I also had other examples of strong women who lived alone to influence my thoughts and behaviours.

My refined Gram dressed neatly in slacks and blouses (no ruffles for her), lived in a high-rise, and golfed into her 80s. She had her own car, travelled to visit grandkids, and kept up with many friends. She also took a special interest in me, for some reason. I loved her with all my heart.

I used to go to visit her in the summer, taking the Greyhound bus all the way there when I was 8 years old, a trip of five or six hours. Once she met me at the station in a cab! I thought that was the most marvelous thing. She would always let me push the elevator buttons to get up to her apartment, too.

We’d go grocery shopping shortly after I arrived so that I could pick out some food to eat. She was a notoriously terrible cook but I never noticed. One time at the store she asked me to go and get a jar of peanut butter. Anxious to please her, I ran to the aisle and grabbed a jar but in my haste it slipped out of my hands and smashed on the floor. I was mortified.

I found her and told her what I had done. Without any hesitation she called a grocery worker over and haughtily told him to clean up the mess. She wasn’t even mad at me!

My Gram argued with her sister regularly.

Her sister, my Great Aunt Gertie, had never been married. She lived in her own little house with a fat cat named Lou. When she was a young woman she’d had a lump removed from one of her breasts. Because she was “defective”, she’d been assigned to look after their mother after she’d had a debilitating stroke. My Dad was terrified of his Grandmother as she’d hit him with her cane if he got too close. That nasty old lady lived for over 20 years, taking Aunt Gertie’s youth with her to the grave.

What a life path! All self-sacrifice and martyrdom.

But was it? From the perspective I have now, in my 50’s, Aunt Gertie’s life is starting to look dang fine! She lived on her own and did what she wanted. Aunt Gertie loved to travel on “mystery bus tours”, often with friends new and old. She had several “adopted” grandkids like me, who would be shared with her for a week or two in the summer. I loved visiting her. Aunt Gertie would take me by bus (10c which I got to put in the slot myself) to the Pacific National Exhibition. My Gram wanted no part of this seedy carnival, the dirty animals, or noisy hawkers of all manner of terrific ephemera. Aunt Gertie and I explored the whole thing twice over!

What does it mean to be gracious?

For those of us who have been on the losing end of the mandatory vaccination fight over the past two years, it is interesting to see the tide turning. It is hard not to say “I told you so” when we hear friends or neighbours grappling with the ramifications of their choices. Any physical or even emotional distress they feel must be made worse by their having to admit that they may have been wrong to “jump on the bandwagon” without question.

If we begin “crowing” about how we were “right” all along, the formerly pro-vaxxers may stubbornly stick to their assertions that the vaccine is “safe and effective”.

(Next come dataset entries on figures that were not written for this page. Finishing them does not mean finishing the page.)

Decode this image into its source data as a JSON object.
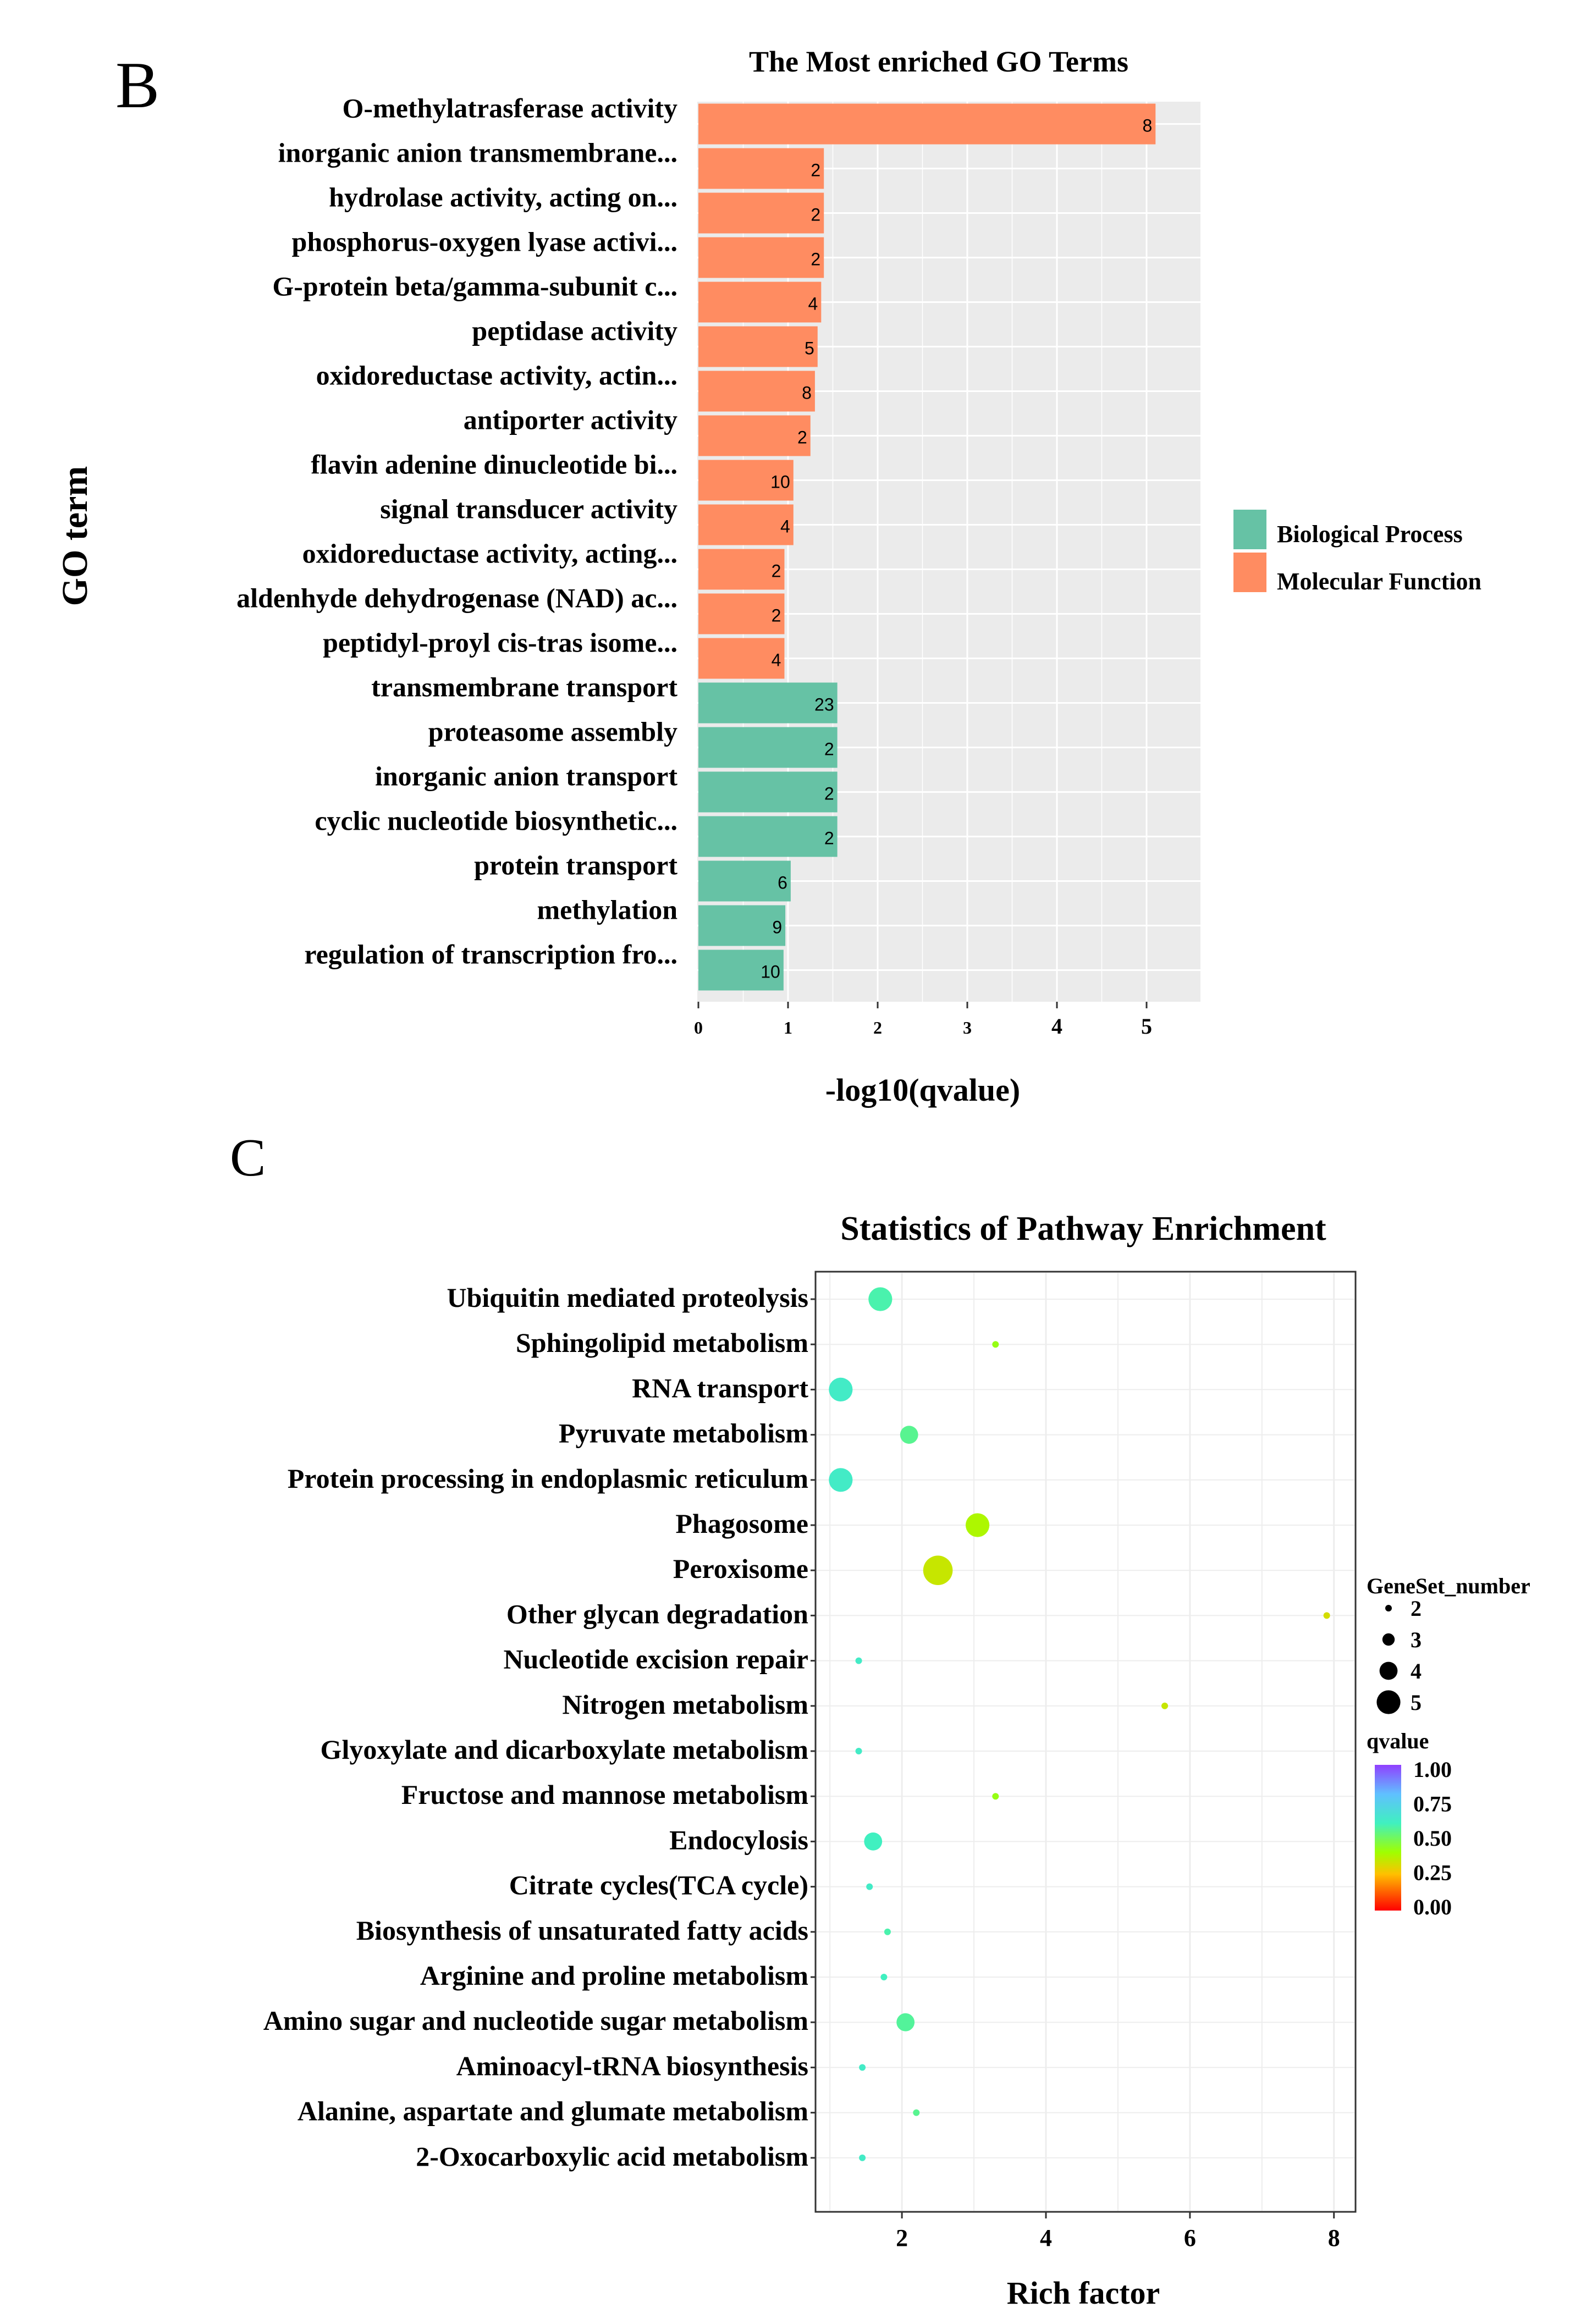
{
  "figure": {
    "panel_b_letter": "B",
    "panel_c_letter": "C"
  },
  "colors": {
    "molecular_function": "#FF8C61",
    "biological_process": "#66C2A5",
    "panel_bg": "#EBEBEB",
    "grid": "#FFFFFF"
  },
  "chart_data": [
    {
      "type": "bar",
      "orientation": "horizontal",
      "title": "The Most enriched GO Terms",
      "xlabel": "-log10(qvalue)",
      "ylabel": "GO term",
      "xlim": [
        0,
        5.45
      ],
      "xticks": [
        0,
        1,
        2,
        3,
        4,
        5
      ],
      "grid": true,
      "legend": {
        "position": "right",
        "entries": [
          {
            "name": "Biological Process",
            "color": "#66C2A5"
          },
          {
            "name": "Molecular Function",
            "color": "#FF8C61"
          }
        ]
      },
      "bars": [
        {
          "term": "O-methylatrasferase activity",
          "value": 5.1,
          "count": "8",
          "category": "Molecular Function"
        },
        {
          "term": "inorganic anion transmembrane...",
          "value": 1.4,
          "count": "2",
          "category": "Molecular Function"
        },
        {
          "term": "hydrolase activity, acting on...",
          "value": 1.4,
          "count": "2",
          "category": "Molecular Function"
        },
        {
          "term": "phosphorus-oxygen lyase activi...",
          "value": 1.4,
          "count": "2",
          "category": "Molecular Function"
        },
        {
          "term": "G-protein beta/gamma-subunit c...",
          "value": 1.37,
          "count": "4",
          "category": "Molecular Function"
        },
        {
          "term": "peptidase activity",
          "value": 1.33,
          "count": "5",
          "category": "Molecular Function"
        },
        {
          "term": "oxidoreductase activity, actin...",
          "value": 1.3,
          "count": "8",
          "category": "Molecular Function"
        },
        {
          "term": "antiporter activity",
          "value": 1.25,
          "count": "2",
          "category": "Molecular Function"
        },
        {
          "term": "flavin adenine dinucleotide bi...",
          "value": 1.06,
          "count": "10",
          "category": "Molecular Function"
        },
        {
          "term": "signal transducer activity",
          "value": 1.06,
          "count": "4",
          "category": "Molecular Function"
        },
        {
          "term": "oxidoreductase activity, acting...",
          "value": 0.96,
          "count": "2",
          "category": "Molecular Function"
        },
        {
          "term": "aldenhyde dehydrogenase (NAD) ac...",
          "value": 0.96,
          "count": "2",
          "category": "Molecular Function"
        },
        {
          "term": "peptidyl-proyl cis-tras isome...",
          "value": 0.96,
          "count": "4",
          "category": "Molecular Function"
        },
        {
          "term": "transmembrane transport",
          "value": 1.55,
          "count": "23",
          "category": "Biological Process"
        },
        {
          "term": "proteasome assembly",
          "value": 1.55,
          "count": "2",
          "category": "Biological Process"
        },
        {
          "term": "inorganic anion transport",
          "value": 1.55,
          "count": "2",
          "category": "Biological Process"
        },
        {
          "term": "cyclic nucleotide biosynthetic...",
          "value": 1.55,
          "count": "2",
          "category": "Biological Process"
        },
        {
          "term": "protein transport",
          "value": 1.03,
          "count": "6",
          "category": "Biological Process"
        },
        {
          "term": "methylation",
          "value": 0.97,
          "count": "9",
          "category": "Biological Process"
        },
        {
          "term": "regulation of transcription fro...",
          "value": 0.95,
          "count": "10",
          "category": "Biological Process"
        }
      ]
    },
    {
      "type": "scatter",
      "title": "Statistics of Pathway Enrichment",
      "xlabel": "Rich factor",
      "ylabel": "",
      "xlim": [
        0.8,
        8.3
      ],
      "xticks": [
        2,
        4,
        6,
        8
      ],
      "grid": true,
      "size_legend": {
        "title": "GeneSet_number",
        "labels": [
          "2",
          "3",
          "4",
          "5"
        ],
        "position": "right"
      },
      "color_legend": {
        "title": "qvalue",
        "labels": [
          "1.00",
          "0.75",
          "0.50",
          "0.25",
          "0.00"
        ],
        "range": [
          0,
          1
        ],
        "position": "right"
      },
      "points": [
        {
          "pathway": "Ubiquitin mediated proteolysis",
          "x": 1.7,
          "genes": 4,
          "qvalue": 0.58
        },
        {
          "pathway": "Sphingolipid metabolism",
          "x": 3.3,
          "genes": 1,
          "qvalue": 0.42
        },
        {
          "pathway": "RNA transport",
          "x": 1.15,
          "genes": 4,
          "qvalue": 0.62
        },
        {
          "pathway": "Pyruvate metabolism",
          "x": 2.1,
          "genes": 3,
          "qvalue": 0.55
        },
        {
          "pathway": "Protein processing in endoplasmic reticulum",
          "x": 1.15,
          "genes": 4,
          "qvalue": 0.62
        },
        {
          "pathway": "Phagosome",
          "x": 3.05,
          "genes": 4,
          "qvalue": 0.38
        },
        {
          "pathway": "Peroxisome",
          "x": 2.5,
          "genes": 5,
          "qvalue": 0.34
        },
        {
          "pathway": "Other glycan degradation",
          "x": 7.9,
          "genes": 1,
          "qvalue": 0.32
        },
        {
          "pathway": "Nucleotide excision repair",
          "x": 1.4,
          "genes": 1,
          "qvalue": 0.62
        },
        {
          "pathway": "Nitrogen metabolism",
          "x": 5.65,
          "genes": 1,
          "qvalue": 0.34
        },
        {
          "pathway": "Glyoxylate and dicarboxylate metabolism",
          "x": 1.4,
          "genes": 1,
          "qvalue": 0.62
        },
        {
          "pathway": "Fructose and mannose metabolism",
          "x": 3.3,
          "genes": 1,
          "qvalue": 0.42
        },
        {
          "pathway": "Endocylosis",
          "x": 1.6,
          "genes": 3,
          "qvalue": 0.6
        },
        {
          "pathway": "Citrate cycles(TCA cycle)",
          "x": 1.55,
          "genes": 1,
          "qvalue": 0.62
        },
        {
          "pathway": "Biosynthesis of unsaturated fatty acids",
          "x": 1.8,
          "genes": 1,
          "qvalue": 0.58
        },
        {
          "pathway": "Arginine and proline metabolism",
          "x": 1.75,
          "genes": 1,
          "qvalue": 0.6
        },
        {
          "pathway": "Amino sugar and nucleotide sugar metabolism",
          "x": 2.05,
          "genes": 3,
          "qvalue": 0.56
        },
        {
          "pathway": "Aminoacyl-tRNA biosynthesis",
          "x": 1.45,
          "genes": 1,
          "qvalue": 0.62
        },
        {
          "pathway": "Alanine, aspartate and glumate metabolism",
          "x": 2.2,
          "genes": 1,
          "qvalue": 0.55
        },
        {
          "pathway": "2-Oxocarboxylic acid metabolism",
          "x": 1.45,
          "genes": 1,
          "qvalue": 0.62
        }
      ]
    }
  ]
}
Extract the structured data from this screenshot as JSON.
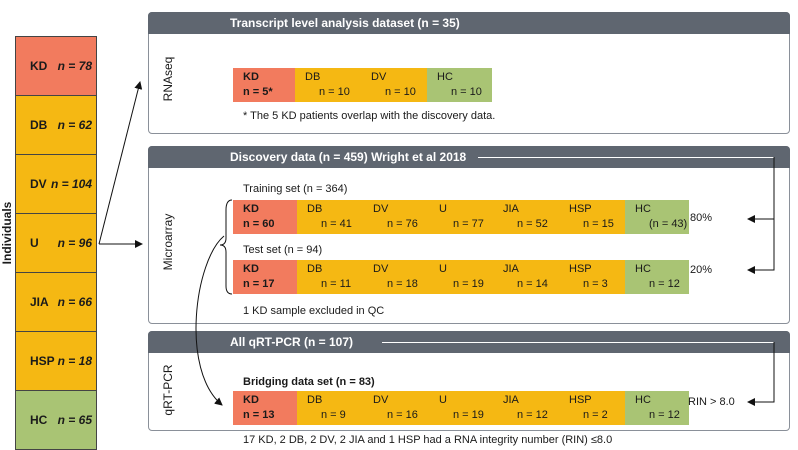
{
  "individuals": {
    "label": "Individuals",
    "groups": [
      {
        "name": "KD",
        "n": "n = 78",
        "color": "#f27b5e"
      },
      {
        "name": "DB",
        "n": "n = 62",
        "color": "#f5b813"
      },
      {
        "name": "DV",
        "n": "n = 104",
        "color": "#f5b813"
      },
      {
        "name": "U",
        "n": "n = 96",
        "color": "#f5b813"
      },
      {
        "name": "JIA",
        "n": "n = 66",
        "color": "#f5b813"
      },
      {
        "name": "HSP",
        "n": "n = 18",
        "color": "#f5b813"
      },
      {
        "name": "HC",
        "n": "n = 65",
        "color": "#a9c474"
      }
    ]
  },
  "rnaseq": {
    "side_label": "RNAseq",
    "title": "Transcript level analysis dataset (n = 35)",
    "cells": [
      {
        "name": "KD",
        "n": "n = 5*"
      },
      {
        "name": "DB",
        "n": "n = 10"
      },
      {
        "name": "DV",
        "n": "n = 10"
      },
      {
        "name": "HC",
        "n": "n = 10"
      }
    ],
    "footnote": "* The 5 KD patients overlap with the discovery data."
  },
  "microarray": {
    "side_label": "Microarray",
    "title": "Discovery data (n = 459) Wright et al 2018",
    "training": {
      "label": "Training set (n = 364)",
      "percent": "80%",
      "cells": [
        {
          "name": "KD",
          "n": "n = 60"
        },
        {
          "name": "DB",
          "n": "n = 41"
        },
        {
          "name": "DV",
          "n": "n = 76"
        },
        {
          "name": "U",
          "n": "n = 77"
        },
        {
          "name": "JIA",
          "n": "n = 52"
        },
        {
          "name": "HSP",
          "n": "n = 15"
        },
        {
          "name": "HC",
          "n": "(n = 43)"
        }
      ]
    },
    "test": {
      "label": "Test set (n = 94)",
      "percent": "20%",
      "cells": [
        {
          "name": "KD",
          "n": "n = 17"
        },
        {
          "name": "DB",
          "n": "n = 11"
        },
        {
          "name": "DV",
          "n": "n = 18"
        },
        {
          "name": "U",
          "n": "n = 19"
        },
        {
          "name": "JIA",
          "n": "n = 14"
        },
        {
          "name": "HSP",
          "n": "n = 3"
        },
        {
          "name": "HC",
          "n": "n = 12"
        }
      ]
    },
    "note": "1 KD sample excluded in QC"
  },
  "qrtpcr": {
    "side_label": "qRT-PCR",
    "title": "All qRT-PCR (n = 107)",
    "bridging": {
      "label": "Bridging data set (n = 83)",
      "threshold": "RIN > 8.0",
      "cells": [
        {
          "name": "KD",
          "n": "n = 13"
        },
        {
          "name": "DB",
          "n": "n = 9"
        },
        {
          "name": "DV",
          "n": "n = 16"
        },
        {
          "name": "U",
          "n": "n = 19"
        },
        {
          "name": "JIA",
          "n": "n = 12"
        },
        {
          "name": "HSP",
          "n": "n = 2"
        },
        {
          "name": "HC",
          "n": "n = 12"
        }
      ]
    },
    "note": "17 KD, 2 DB, 2 DV, 2 JIA and 1 HSP had a RNA integrity number (RIN) ≤8.0"
  },
  "colors": {
    "kd": "#f27b5e",
    "other": "#f5b813",
    "hc": "#a9c474",
    "header": "#5f6670"
  }
}
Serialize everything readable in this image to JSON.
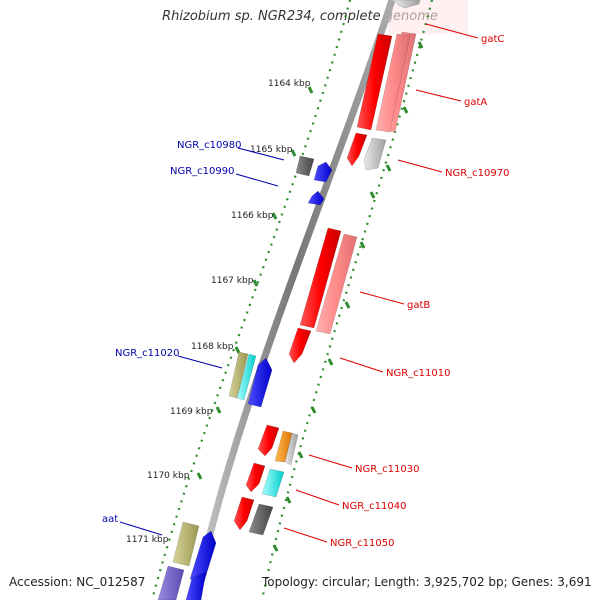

It helps to remember that we have ALL been thrown under the bus of corporate greed.

Maurice Crowing for Freedom!

Those who continue to “crow” may be harassed and even persecuted, like Maurice! Ultimately, Maurice was vindicated and allowed to crow away to his heart’s content, even at dawn.

Better to stay sympathetically silent as the masses chew and swallow their crow. Or you may end up in the stew pot!

After all, they are our brothers and sisters, our sons and daughters, our friends. There is no victor in this war. Like I said, there never is.

One day I might be a Grandmother

I must be careful that the choices I make now are ones that I’d like to be remembered for. When the stories are told about my life, I’d like them to be about how I was able to make difficult decisions that reflected my values. This is what helps me to hold my head high and have few regrets. I’d like my grandkids to gain courage from my life story so that they are less afraid to walk their own paths.

I hope they study the history of our ancestors. Who better to teach us the importance of showing grace and feeling compassion for those that choose differently than we do?